Sunday, November 02, 2008

Veteran Energy Economist: Oil Headed for $20-25

Veteran energy economist Philip Verleger insists oil never should have gone much above $70 a barrel; that it did so only because of "a perfect storm" of U.S. policy mistakes, European economic developments and currency shifts; and that it could well end up back in the low $20s before the global economy gets back on its feet.

"I think it will go a good deal lower, particularly next spring [when oil markets are traditionally weakest]," Mr. Verleger said. "If this thing follows a natural cycle, I think we'll see something as low as $20 to $25."

~From yesterday's Globe and Mail, Canada's largest circulation national newspaper

MP: The last time oil was $25 per barrel (2003), gas was selling at about $1.50 per gallon. The last time oil was $20 (2001), gas was close to $1 (EIA data here).

9 Comments:

At 11/02/2008 8:59 AM, Blogger Jack McHugh said...

He leaves out market expectations in his analysis of what turned out to be a bubble. Oil was being priced not on current supply/demand factors, but on fears of what they would be in several years (mostly based on the usual "current trends will continue forever" fallacy, but some rational). Thing is, oil pumped today gets burned today - no five or 20 years from now, so those fears/expectations of what will happen then only go so far in affecting current prices.

 
At 11/02/2008 11:53 AM, Anonymous Anonymous said...

And the coal industry is heading to zero:

http://www.youtube.com/watch?v=Hdi4onAQBWQ

 
At 11/02/2008 12:04 PM, Blogger SBVOR said...

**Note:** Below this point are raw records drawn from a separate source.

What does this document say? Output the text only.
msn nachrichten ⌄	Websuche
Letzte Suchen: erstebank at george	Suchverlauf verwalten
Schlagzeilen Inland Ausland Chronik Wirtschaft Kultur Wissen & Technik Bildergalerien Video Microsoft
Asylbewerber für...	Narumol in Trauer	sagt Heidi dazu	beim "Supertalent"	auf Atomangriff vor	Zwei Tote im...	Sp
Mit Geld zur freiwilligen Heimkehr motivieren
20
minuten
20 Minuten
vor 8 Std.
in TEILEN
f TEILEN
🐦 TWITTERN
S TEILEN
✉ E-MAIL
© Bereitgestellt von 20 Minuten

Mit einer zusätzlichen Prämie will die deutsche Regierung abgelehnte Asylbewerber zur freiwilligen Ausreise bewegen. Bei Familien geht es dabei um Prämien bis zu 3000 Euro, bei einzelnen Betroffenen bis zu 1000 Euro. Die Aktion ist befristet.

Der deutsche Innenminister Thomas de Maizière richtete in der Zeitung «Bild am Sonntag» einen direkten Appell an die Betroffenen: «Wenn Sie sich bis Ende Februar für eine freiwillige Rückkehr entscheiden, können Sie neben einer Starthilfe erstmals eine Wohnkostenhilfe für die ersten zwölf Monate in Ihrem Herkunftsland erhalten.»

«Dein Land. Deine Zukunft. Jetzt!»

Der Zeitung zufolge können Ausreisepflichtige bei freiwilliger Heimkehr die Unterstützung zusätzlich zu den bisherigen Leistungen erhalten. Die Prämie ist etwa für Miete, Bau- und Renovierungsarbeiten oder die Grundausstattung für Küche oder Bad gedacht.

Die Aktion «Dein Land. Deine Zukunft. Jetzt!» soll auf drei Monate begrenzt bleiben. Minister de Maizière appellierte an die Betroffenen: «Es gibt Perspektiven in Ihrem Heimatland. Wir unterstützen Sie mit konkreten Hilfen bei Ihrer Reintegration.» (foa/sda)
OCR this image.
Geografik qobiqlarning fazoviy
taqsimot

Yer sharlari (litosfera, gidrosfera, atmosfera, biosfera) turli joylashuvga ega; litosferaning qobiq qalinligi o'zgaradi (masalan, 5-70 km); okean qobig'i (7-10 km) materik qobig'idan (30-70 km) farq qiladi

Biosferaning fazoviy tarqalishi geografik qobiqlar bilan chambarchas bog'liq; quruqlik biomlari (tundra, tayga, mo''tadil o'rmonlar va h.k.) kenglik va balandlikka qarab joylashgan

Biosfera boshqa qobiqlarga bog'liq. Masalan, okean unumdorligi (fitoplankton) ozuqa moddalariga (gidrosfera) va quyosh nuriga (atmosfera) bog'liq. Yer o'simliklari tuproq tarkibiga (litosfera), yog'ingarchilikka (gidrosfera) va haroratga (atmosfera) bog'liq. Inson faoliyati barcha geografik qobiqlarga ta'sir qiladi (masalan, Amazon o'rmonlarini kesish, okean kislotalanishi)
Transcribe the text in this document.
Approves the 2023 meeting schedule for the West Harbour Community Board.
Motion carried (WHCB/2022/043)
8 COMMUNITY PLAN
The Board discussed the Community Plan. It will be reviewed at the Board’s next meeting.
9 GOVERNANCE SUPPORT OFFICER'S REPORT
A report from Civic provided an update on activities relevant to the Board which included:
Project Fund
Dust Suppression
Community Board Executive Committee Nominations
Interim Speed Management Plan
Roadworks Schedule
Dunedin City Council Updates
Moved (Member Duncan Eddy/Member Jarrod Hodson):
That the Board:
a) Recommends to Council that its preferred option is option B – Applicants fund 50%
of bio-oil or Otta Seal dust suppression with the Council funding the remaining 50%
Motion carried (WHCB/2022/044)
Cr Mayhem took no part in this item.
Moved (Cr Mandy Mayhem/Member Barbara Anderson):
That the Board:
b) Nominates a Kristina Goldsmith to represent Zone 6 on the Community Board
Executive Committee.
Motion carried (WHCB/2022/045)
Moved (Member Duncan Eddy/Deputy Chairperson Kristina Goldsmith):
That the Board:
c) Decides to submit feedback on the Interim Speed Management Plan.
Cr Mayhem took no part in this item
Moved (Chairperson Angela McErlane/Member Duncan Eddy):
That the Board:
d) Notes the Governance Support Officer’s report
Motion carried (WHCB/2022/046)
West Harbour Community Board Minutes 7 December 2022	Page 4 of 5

“Oil was being priced not on current supply/demand factors, but on fears of what they would be in several years (mostly based on the usual "current trends will continue forever" fallacy, but some rational).”

As I stated in this commentary, the data (found in this post) beg to differ.

It was not a bubble. It was a market reaction to an imbalance between supply and demand. It is a quantitative fact that ANWR alone could have prevented this imbalance. ANWR alone is estimated to increase our proven reserves by 48%. But, just imagine the possibilities if we were to develop the rest of our tremendous domestic hydrocarbon resources.

Just one problem - Obstructionist Democrats likely to take total control of the Federal government.

 
At 11/02/2008 12:53 PM, Blogger SBVOR said...

Anonymous,

That YouTube clip is a great one.

I built a post around it.

Thank you!

 
At 11/02/2008 3:36 PM, Blogger PeakTrader said...

Energy economist Philip Verleger Jr stated: "The reason oil prices shot so high, in a nutshell, has to do with a boneheaded U.S. decision in August, 2007, to put much more light sweet crude in the Strategic Petroleum Reserve."

Does anyone else believe that statement is "boneheaded?"

 
At 11/02/2008 4:26 PM, Anonymous Anonymous said...

Those domestic hydrocarbon resources are killing the planet.

 
At 11/02/2008 4:46 PM, Blogger SBVOR said...

This comment has been removed by the author.

 
At 11/02/2008 4:48 PM, Blogger SBVOR said...

CE,

You are clearly well indoctrinated.

What you need to become is well educated.

CO2 is NOT a threat! CO2 is the sole source of ALL the carbon found in ALL carbon based life forms on this planet!

530 Million years ago, when CO2 was about 22 times higher than today, coincided with the single largest explosion in biodiversity this planet has EVER seen! That explosion is known as The Cambrian Explosion:

http://www.ucmp.berkeley.edu/cambrian/camb.html

http://www.palaeos.com/Paleozoic/Cambrian/Cambrian.htm

http://www.google.com/search?hl=en&q=cambrian+explosion

In the United States, the REAL pollutants produced by burning coal are dropping like a rock!

If you want to do something REAL to improve the environment you will drop your counterproductive, dogmatic extremist political agenda and advocate for sharing our clean coal technologies with China (who will continue burning coal no matter HOW loudly you and your uneducated pals scream).

 
At 11/02/2008 7:30 PM, Anonymous Anonymous said...

Hmmm. He thought oil was going to $15/bbl back in 2006.